Quote 1
(Odysseus, in his tale:) “We are Achaians coming from Troy, beaten off our true course by winds from every direction across the great gulf of the open sea, making for home, by the wrong way, on the wrong courses. So we have come. So it has pleased Zeus to arrange it.”’ (9.259-262)
Here Odysseus tries to win sympathy from Polyphemos, the Cyclops, by pointing out that it wasn’t his fault that he came to his shore.
Quote 2
(Odysseus:) 'Next I told the rest of the men to cast lots, to find out which of them must endure with me to take up the great beam and spin it in the Cyclops' eye when sweet sleep had come over him. The ones drew it whom I myself would have wanted chosen, four men, and I myself was the fifth, and allotted with them.' (9.331-335)

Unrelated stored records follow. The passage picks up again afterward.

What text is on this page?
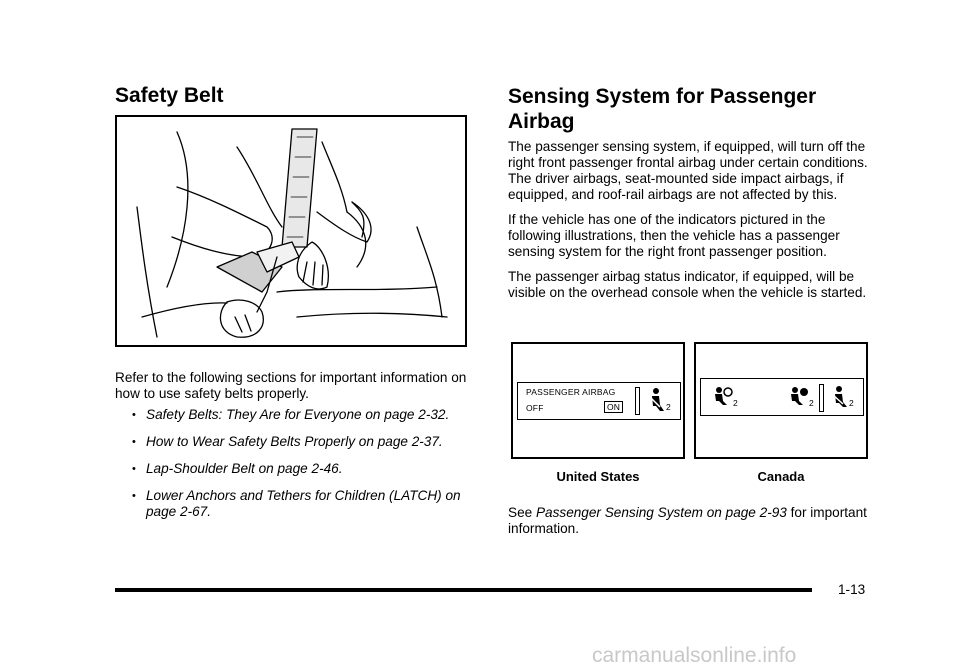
Safety Belt
Refer to the following sections for important information on how to use safety belts properly.
• Safety Belts: They Are for Everyone on page 2-32.
• How to Wear Safety Belts Properly on page 2-37.
• Lap-Shoulder Belt on page 2-46.
• Lower Anchors and Tethers for Children (LATCH) on page 2-67.
Sensing System for Passenger Airbag

The passenger sensing system, if equipped, will turn off the right front passenger frontal airbag under certain conditions. The driver airbags, seat-mounted side impact airbags, if equipped, and roof-rail airbags are not affected by this.

If the vehicle has one of the indicators pictured in the following illustrations, then the vehicle has a passenger sensing system for the right front passenger position.

The passenger airbag status indicator, if equipped, will be visible on the overhead console when the vehicle is started.

PASSENGER AIRBAG
OFF	ON	2
United States
2	2	2
Canada
See Passenger Sensing System on page 2-93 for important information.
1-13
carmanualsonline.info
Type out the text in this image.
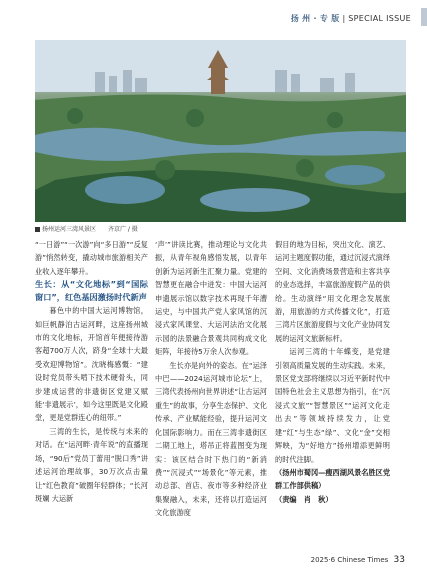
扬 州 · 专 版 | SPECIAL ISSUE
扬州运河三湾风景区 齐京广 / 摄

“一日游”“一次游”向“多日游”“反复游”悄然转变，撬动城市旅游相关产业收入逐年攀升。

生长：从“文化地标”到“国际窗口”，红色基因激扬时代新声

暮色中的中国大运河博物馆，如巨帆静泊古运河畔，这座扬州城市的文化地标，开馆首年便接待游客超700万人次，跻身“全球十大最受欢迎博物馆”。沈晓梅感慨：“建设时党员带头啃下技术硬骨头，同步建成运营的非遗街区党建又赋能‘非遗展示’，如今这里既是文化殿堂，更是党群连心的纽带。”

三湾的生长，是传统与未来的对话。在“运河畔·青年说”的直播现场，“90后”党员丁蕾用“脱口秀”讲述运河治理故事，30万次点击量让“红色教育”破圈年轻群体；“长河斑斓 大运新

‘声’”讲读比赛，推动理论与文化共振，从青年视角感悟发展，以青年创新为运河新生汇聚力量。党建的智慧更在融合中迸发：中国大运河申遗展示馆以数字技术再现千年漕运史，与中国共产党人家风馆的沉浸式家风课堂、大运河法治文化展示园的法景融合景观共同构成文化矩阵，年接待5万余人次参观。

生长亦是向外的姿态。在“运泽中巴——2024运河城市论坛”上，三湾代表扬州向世界讲述“让古运河重生”的故事，分享生态保护、文化传承、产业赋能经验，提升运河文化国际影响力。而在三湾非遗街区二期工地上，塔吊正将蓝图变为现实：该区结合时下热门的“新消费”“沉浸式”“场景化”等元素，推动总部、首店、夜市等多种经济业集聚融入，未来，还将以打造运河文化旅游度

假目的地为目标，突出文化、演艺、运河主题度假功能，通过沉浸式演绎空间、文化消费场景营造和主客共享的业态选择，丰富旅游度假产品的供给。生动演绎“用文化理念发展旅游，用旅游的方式传播文化”，打造三湾片区旅游度假与文化产业协同发展的运河文旅新标杆。

运河三湾的十年蝶变，是党建引领高质量发展的生动实践。未来，景区党支部将继续以习近平新时代中国特色社会主义思想为指引，在“沉浸式文旅”“智慧景区”“运河文化走出去”等领域持续发力，让党建“红”与生态“绿”、文化“金”交相辉映，为“好地方”扬州增添更鲜明的时代注脚。

（扬州市蜀冈—瘦西湖风景名胜区党群工作部供稿）

（责编　肖　秋）

2025·6 Chinese Times 33
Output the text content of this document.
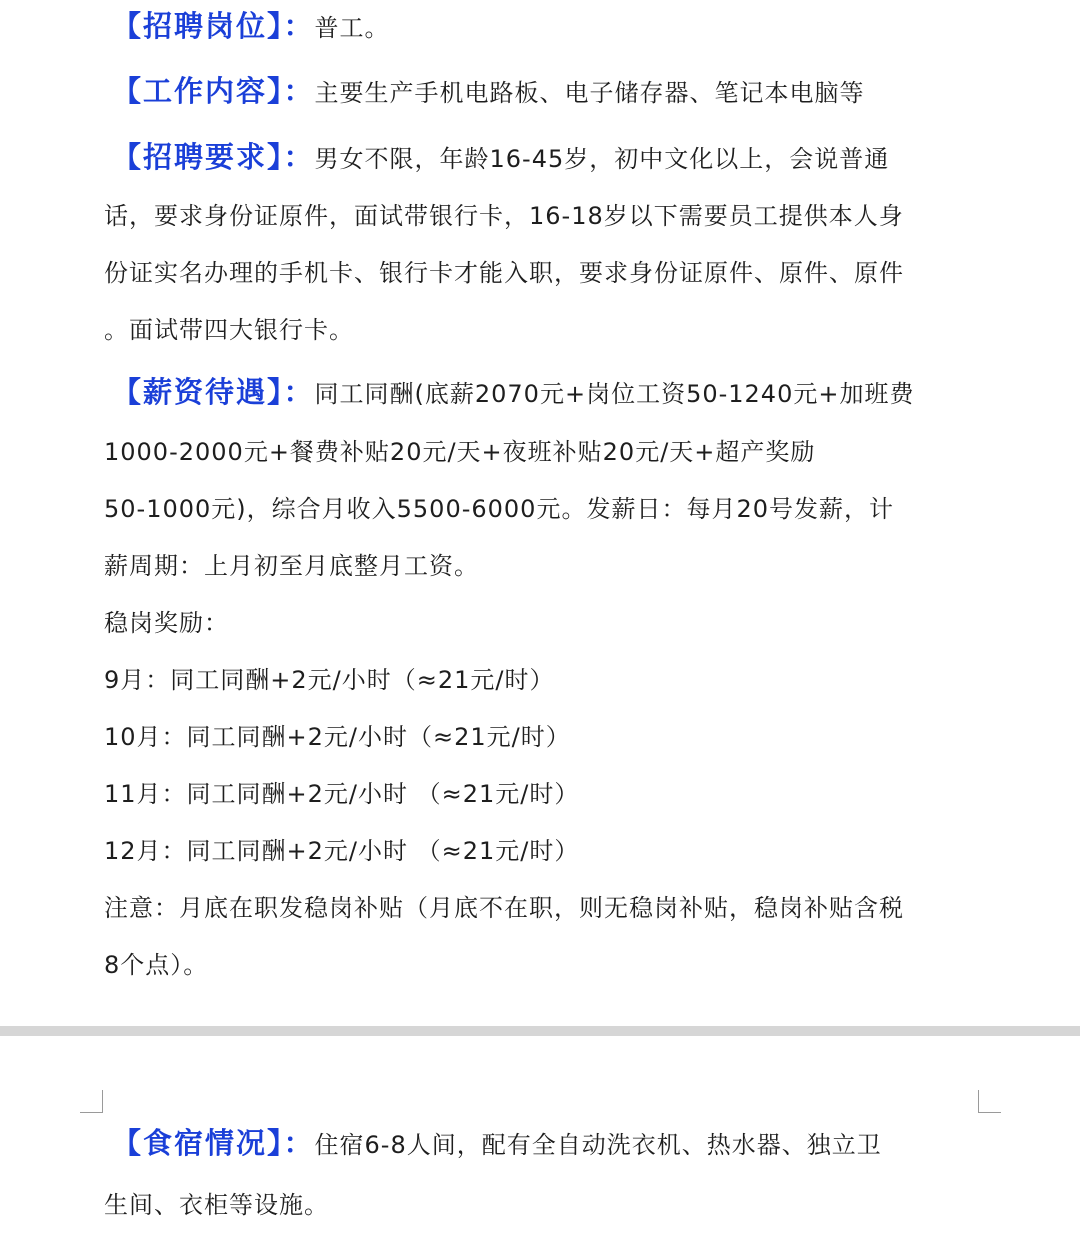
【招聘岗位】：普工。
【工作内容】：主要生产手机电路板、电子储存器、笔记本电脑等
【招聘要求】：男女不限，年龄16-45岁，初中文化以上，会说普通
话，要求身份证原件，面试带银行卡，16-18岁以下需要员工提供本人身
份证实名办理的手机卡、银行卡才能入职，要求身份证原件、原件、原件
。面试带四大银行卡。
【薪资待遇】：同工同酬(底薪2070元+岗位工资50-1240元+加班费
1000-2000元+餐费补贴20元/天+夜班补贴20元/天+超产奖励
50-1000元)，综合月收入5500-6000元。发薪日：每月20号发薪，计
薪周期：上月初至月底整月工资。
稳岗奖励：
9月：同工同酬+2元/小时（≈21元/时）
10月：同工同酬+2元/小时（≈21元/时）
11月：同工同酬+2元/小时 （≈21元/时）
12月：同工同酬+2元/小时 （≈21元/时）
注意：月底在职发稳岗补贴（月底不在职，则无稳岗补贴，稳岗补贴含税
8个点）。
【食宿情况】：住宿6-8人间，配有全自动洗衣机、热水器、独立卫
生间、衣柜等设施。
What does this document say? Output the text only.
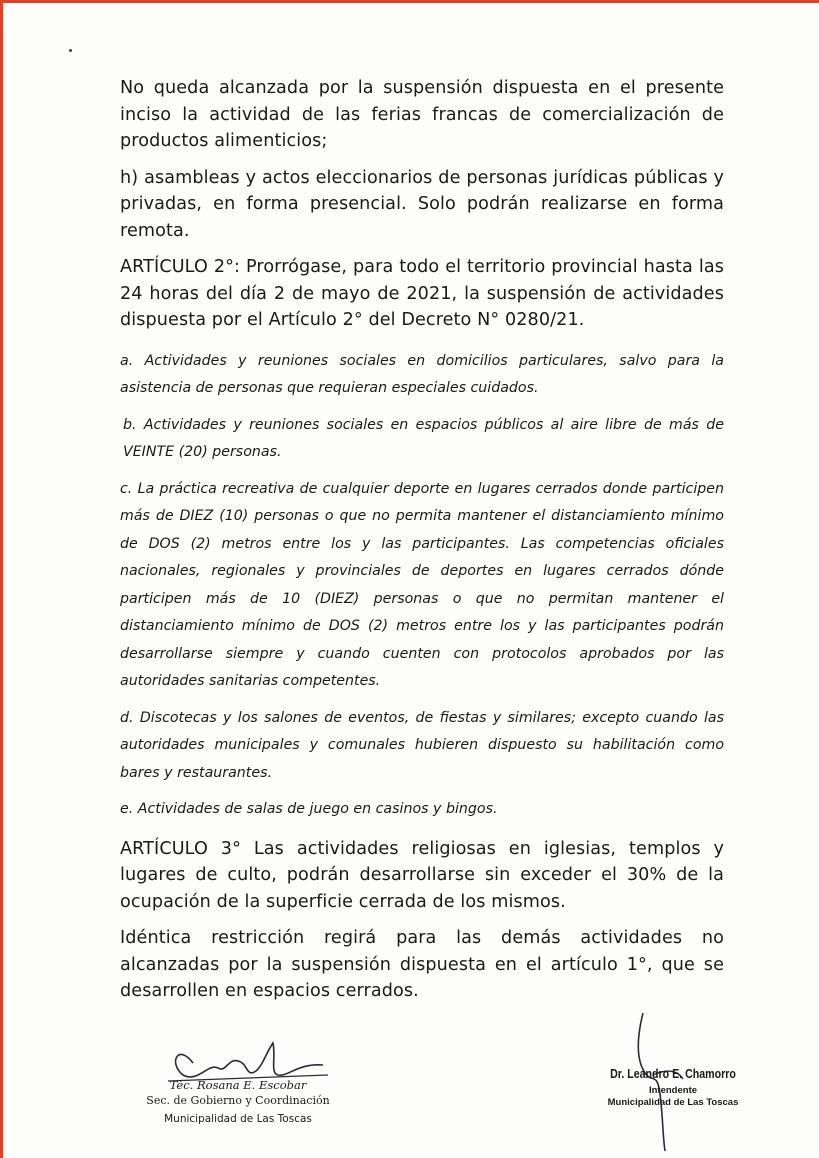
No queda alcanzada por la suspensión dispuesta en el presente inciso la actividad de las ferias francas de comercialización de productos alimenticios;

h) asambleas y actos eleccionarios de personas jurídicas públicas y privadas, en forma presencial. Solo podrán realizarse en forma remota.

ARTÍCULO 2°: Prorrógase, para todo el territorio provincial hasta las 24 horas del día 2 de mayo de 2021, la suspensión de actividades dispuesta por el Artículo 2° del Decreto N° 0280/21.

a. Actividades y reuniones sociales en domicilios particulares, salvo para la asistencia de personas que requieran especiales cuidados.

b. Actividades y reuniones sociales en espacios públicos al aire libre de más de VEINTE (20) personas.

c. La práctica recreativa de cualquier deporte en lugares cerrados donde participen más de DIEZ (10) personas o que no permita mantener el distanciamiento mínimo de DOS (2) metros entre los y las participantes. Las competencias oficiales nacionales, regionales y provinciales de deportes en lugares cerrados dónde participen más de 10 (DIEZ) personas o que no permitan mantener el distanciamiento mínimo de DOS (2) metros entre los y las participantes podrán desarrollarse siempre y cuando cuenten con protocolos aprobados por las autoridades sanitarias competentes.

d. Discotecas y los salones de eventos, de fiestas y similares; excepto cuando las autoridades municipales y comunales hubieren dispuesto su habilitación como bares y restaurantes.

e. Actividades de salas de juego en casinos y bingos.

ARTÍCULO 3° Las actividades religiosas en iglesias, templos y lugares de culto, podrán desarrollarse sin exceder el 30% de la ocupación de la superficie cerrada de los mismos.

Idéntica restricción regirá para las demás actividades no alcanzadas por la suspensión dispuesta en el artículo 1°, que se desarrollen en espacios cerrados.

Téc. Rosana E. Escobar
Sec. de Gobierno y Coordinación
Municipalidad de Las Toscas
Dr. Leandro E. Chamorro
Intendente
Municipalidad de Las Toscas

How convenient: Odysseus wants four men to draw the short straws, and those four men just so happen to draw the short straws (or whatever they're using to cast lots). It seems like fate is on Odysseus' side.
Quote 3
(Odysseus, in his tale:) ‘“Aias, son of stately Telamon, could you then never even in death forget your anger against me, because of that cursed armor? The gods made it to pain the Achaians, so great a bulwark were you, who were lost to them. We Achaians grieved for your death as incessantly as for Achilleus the son of Peleus at his death, and there is no other to blame, but Zeus; he, in his terrible hate for the army of the Danaan spearmen, visited this destruction upon you.”’ (11.553-560)
Odysseus tries to reclaim Aias’s friendship by reminding him that his death was purely ill-starred and no fault of his. He blames Zeus, and not Aias, for taking his life and reminds his friend that one cannot always control his own fate.